Data collection, as well as processing was done both at the studio and in the real world: home, friends’ houses, Tesco car-park, during visits to Israel, family holidays at various other places, exhibitions etc, in short, at every place or time that the everyday provides.


[1] Bairbre Redmond, Reflection in Action, Developing Reflective Practice in Health and Social Services, Ashgate Publishing Company, Aldershot, Hampshire, 2006, p. 36.

Friday, 16 March 2012

Research in Action methodology has been used in order to find answers to the research question and the questions which followed as the research evolved. A systematic approach has been implemented from the outset of the research. This included a daily studio practice, development of methods of inquiry, data collection, analysis and processing. Tacit knowledge has been re-visited through a variety of methods, primarily performative acts performed by a persona called ima.

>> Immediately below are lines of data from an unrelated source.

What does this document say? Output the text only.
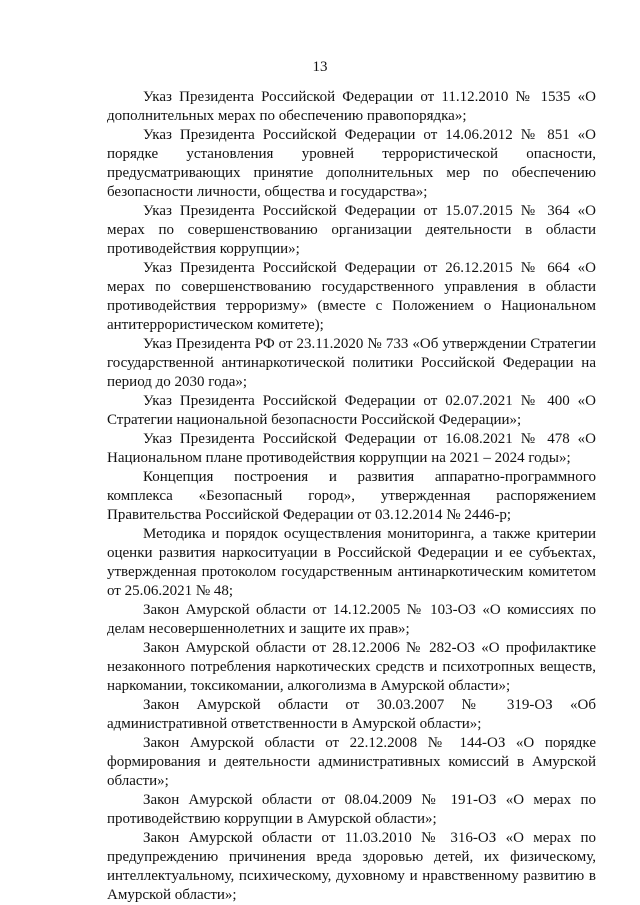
13

Указ Президента Российской Федерации от 11.12.2010 № 1535 «О дополнительных мерах по обеспечению правопорядка»;

Указ Президента Российской Федерации от 14.06.2012 № 851 «О порядке установления уровней террористической опасности, предусматривающих принятие дополнительных мер по обеспечению безопасности личности, общества и государства»;

Указ Президента Российской Федерации от 15.07.2015 № 364 «О мерах по совершенствованию организации деятельности в области противодействия коррупции»;

Указ Президента Российской Федерации от 26.12.2015 № 664 «О мерах по совершенствованию государственного управления в области противодействия терроризму» (вместе с Положением о Национальном антитеррористическом комитете);

Указ Президента РФ от 23.11.2020 № 733 «Об утверждении Стратегии государственной антинаркотической политики Российской Федерации на период до 2030 года»;

Указ Президента Российской Федерации от 02.07.2021 № 400 «О Стратегии национальной безопасности Российской Федерации»;

Указ Президента Российской Федерации от 16.08.2021 № 478 «О Национальном плане противодействия коррупции на 2021 – 2024 годы»;

Концепция построения и развития аппаратно-программного комплекса «Безопасный город», утвержденная распоряжением Правительства Российской Федерации от 03.12.2014 № 2446-р;

Методика и порядок осуществления мониторинга, а также критерии оценки развития наркоситуации в Российской Федерации и ее субъектах, утвержденная протоколом государственным антинаркотическим комитетом от 25.06.2021 № 48;

Закон Амурской области от 14.12.2005 № 103-ОЗ «О комиссиях по делам несовершеннолетних и защите их прав»;

Закон Амурской области от 28.12.2006 № 282-ОЗ «О профилактике незаконного потребления наркотических средств и психотропных веществ, наркомании, токсикомании, алкоголизма в Амурской области»;

Закон Амурской области от 30.03.2007 № 319-ОЗ «Об административной ответственности в Амурской области»;

Закон Амурской области от 22.12.2008 № 144-ОЗ «О порядке формирования и деятельности административных комиссий в Амурской области»;

Закон Амурской области от 08.04.2009 № 191-ОЗ «О мерах по противодействию коррупции в Амурской области»;

Закон Амурской области от 11.03.2010 № 316-ОЗ «О мерах по предупреждению причинения вреда здоровью детей, их физическому, интеллектуальному, психическому, духовному и нравственному развитию в Амурской области»;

ima is derived from invisible mother-artist and the word mother in Hebrew, my language of origin. This method was used in order to deconstruct the cultural constructs Motherhood and artist, as well as Kibbutz childhood. Invisibility refers to a sense of disappearance that prevailed in my experience, both in the Kibbutz childhood and the maternal. ima is informed by the writings of Clarisa Pinkola Estes’ Women Who Run With the Wolves, 1998, which explores and analyses women’s psyche, supported by a Jungian psychoanalysis. A method of writing diaries in the stream of consciousness has been deployed as a strategy to enable a way into my own unconscious.